I have done the following:

  • Checked the database owner was set correctly using sp_helpdb.
  • Changed the database owner to sa. Not a fix.
  • Changed the database owner back to my sysadmin user. Not a fix.
  • Issued DBCC updateusage against the affected database. Not a fix.
  • Run DBCC CheckDB on a restored copy to another instance. No corruption found. The restored copy (from the same backup file) did not throw any errors when accessing the database properties window.

Can anyone help?

The error message I get when trying to view properties is:

Cannot show requested dialog. (SqlMgmt)
Property Size is not available for Database '[DBNAME]'.
This property may not exist for this object, or may not be retrievable due to insufficient access rights. (Microsoft.SqlServer.Smo)

I am a sysadmin on this instance.

Update: As suggested I created a new user, made it sysadmin and changed the database owner to it. Not a fix unfortunately. I will see if a profiler trace yields anything useful.

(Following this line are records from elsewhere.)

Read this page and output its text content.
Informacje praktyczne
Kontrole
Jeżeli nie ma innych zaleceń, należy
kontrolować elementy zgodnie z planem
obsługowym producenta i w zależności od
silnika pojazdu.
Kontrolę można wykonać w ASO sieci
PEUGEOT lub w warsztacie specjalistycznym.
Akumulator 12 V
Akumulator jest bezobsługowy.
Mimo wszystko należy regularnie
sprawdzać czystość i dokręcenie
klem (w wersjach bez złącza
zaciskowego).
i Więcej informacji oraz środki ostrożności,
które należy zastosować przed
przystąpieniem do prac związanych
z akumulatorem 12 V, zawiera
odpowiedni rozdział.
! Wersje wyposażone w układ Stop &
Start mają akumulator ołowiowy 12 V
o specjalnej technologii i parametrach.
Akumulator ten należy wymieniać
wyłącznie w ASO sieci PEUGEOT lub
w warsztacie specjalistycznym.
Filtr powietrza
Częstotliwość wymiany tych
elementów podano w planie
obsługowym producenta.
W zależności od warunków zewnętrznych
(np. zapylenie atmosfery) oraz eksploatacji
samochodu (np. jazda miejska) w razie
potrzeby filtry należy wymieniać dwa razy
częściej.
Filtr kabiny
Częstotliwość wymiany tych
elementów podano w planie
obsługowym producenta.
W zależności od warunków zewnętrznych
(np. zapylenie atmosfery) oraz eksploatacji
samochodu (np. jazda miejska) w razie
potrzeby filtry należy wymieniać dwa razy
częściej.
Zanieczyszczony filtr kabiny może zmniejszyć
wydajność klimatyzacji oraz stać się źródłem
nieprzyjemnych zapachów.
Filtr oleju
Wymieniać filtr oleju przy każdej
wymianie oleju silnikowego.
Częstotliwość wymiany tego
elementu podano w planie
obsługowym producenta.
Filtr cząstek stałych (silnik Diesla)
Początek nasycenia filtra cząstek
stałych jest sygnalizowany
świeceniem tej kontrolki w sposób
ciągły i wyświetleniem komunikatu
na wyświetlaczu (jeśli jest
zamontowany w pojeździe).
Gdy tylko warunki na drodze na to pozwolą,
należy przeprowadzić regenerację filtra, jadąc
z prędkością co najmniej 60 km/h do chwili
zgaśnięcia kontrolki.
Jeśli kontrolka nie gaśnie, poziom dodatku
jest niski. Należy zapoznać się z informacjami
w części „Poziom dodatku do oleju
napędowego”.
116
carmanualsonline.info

Update: Aaron - the original database was renamed and taken offline but is still on that instance. The backup of that database was then restored using the original name. The filenames of the new database files are different from the original as they live in the same folder as the original mdf/ldf. The restored db is currently driving our critical apps as normal.

3
  • @Shanky I'm using SSMS 2014 and have attempted this from multiple clients/servers.
    – Peter
    Commented Sep 17, 2015 at 14:02
  • Perhaps also run a profiler trace against the DB where it does work and see what's different there too with the one where it does work and does not work -- something has to be different? Commented Sep 19, 2015 at 18:21
  • I very recently had this issue after restoring a large database. I'm sorry to say it cleared itself though. Might be a silly question, but have you checked the errorlog for anything untoward?
    – dwjv
    Commented Sep 22, 2015 at 15:34

5 Answers 5

10

I have resolved this by restarting the SQL Server service, unfortunately/fortunately.

My initial idea was to detach/attach the database. Not that I thought this would actually fix the problem, I just read that in a forum somewhere. This had no effect.

I regrettably did not do what PJ Mahoney suggested re: running a trace. I hope I see this issue again so I can find out if a trace reveals anything. Thanks for the suggestion.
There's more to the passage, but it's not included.